Tanguy coupe la douche. Il se dit qu’il est comme étourdi. Il se dit qu’il faut attendre. Il se dit que lui c’est le football. Il se dit que le reste, on verra. Si Tanguy a hésité ce jour-là, sur la table de massage, c’est qu’il ne savait pas quoi répondre. Il aurait peut-être dû lui dire à Presko, qu’il ne savait pas quoi répondre. Maintenant la tête lui tourne, dans la salle de bains. C’est trop tard. Il ne peut plus lui avouer qu’il ne comprend pas. Ni ce qu’il va faire, ni ce qu’il a fait. Qu’en fait, il n’ose pas demander. Qu’il ne sait pas, pour ce contrat. La serviette tombe. Il ne la ramasse pas.

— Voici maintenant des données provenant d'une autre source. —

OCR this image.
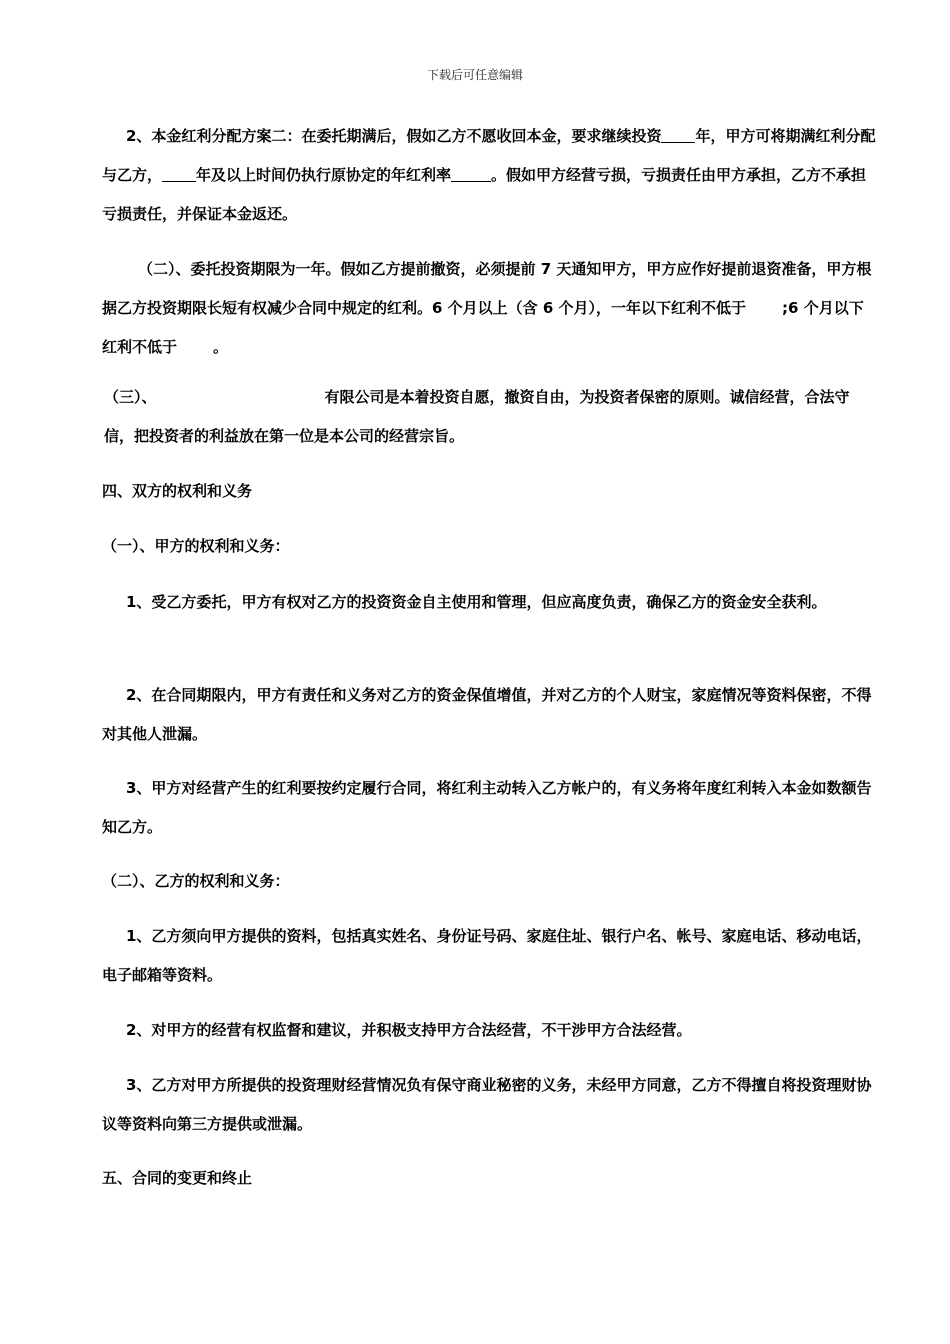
下载后可任意编辑

2、本金红利分配方案二：在委托期满后，假如乙方不愿收回本金，要求继续投资 年，甲方可将期满红利分配与乙方， 年及以上时间仍执行原协定的年红利率	。假如甲方经营亏损，亏损责任由甲方承担，乙方不承担亏损责任，并保证本金返还。

（二）、委托投资期限为一年。假如乙方提前撤资，必须提前 7 天通知甲方，甲方应作好提前退资准备，甲方根据乙方投资期限长短有权减少合同中规定的红利。6 个月以上（含 6 个月），一年以下红利不低于 ;6 个月以下红利不低于 。

（三）、	有限公司是本着投资自愿，撤资自由，为投资者保密的原则。诚信经营，合法守信，把投资者的利益放在第一位是本公司的经营宗旨。

四、双方的权利和义务

（一）、甲方的权利和义务：

1、受乙方委托，甲方有权对乙方的投资资金自主使用和管理，但应高度负责，确保乙方的资金安全获利。

2、在合同期限内，甲方有责任和义务对乙方的资金保值增值，并对乙方的个人财宝，家庭情况等资料保密，不得对其他人泄漏。

3、甲方对经营产生的红利要按约定履行合同，将红利主动转入乙方帐户的，有义务将年度红利转入本金如数额告知乙方。

（二）、乙方的权利和义务：

1、乙方须向甲方提供的资料，包括真实姓名、身份证号码、家庭住址、银行户名、帐号、家庭电话、移动电话，电子邮箱等资料。

2、对甲方的经营有权监督和建议，并积极支持甲方合法经营，不干涉甲方合法经营。

3、乙方对甲方所提供的投资理财经营情况负有保守商业秘密的义务，未经甲方同意，乙方不得擅自将投资理财协议等资料向第三方提供或泄漏。

五、合同的变更和终止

Tanguy ne sait plus ce qu’il a signé là-bas. Il a signé. Mais il ne sait plus quoi. Aujourd’hui il voudrait rester au PSG. Mais il n’est pas certain que ce soit possible encore. Il voudrait jouer au Parc, encore. Parce que lui, c’est le football.
Et aujourd’hui, du football, il n’y en a plus. Ça, c’est sûr.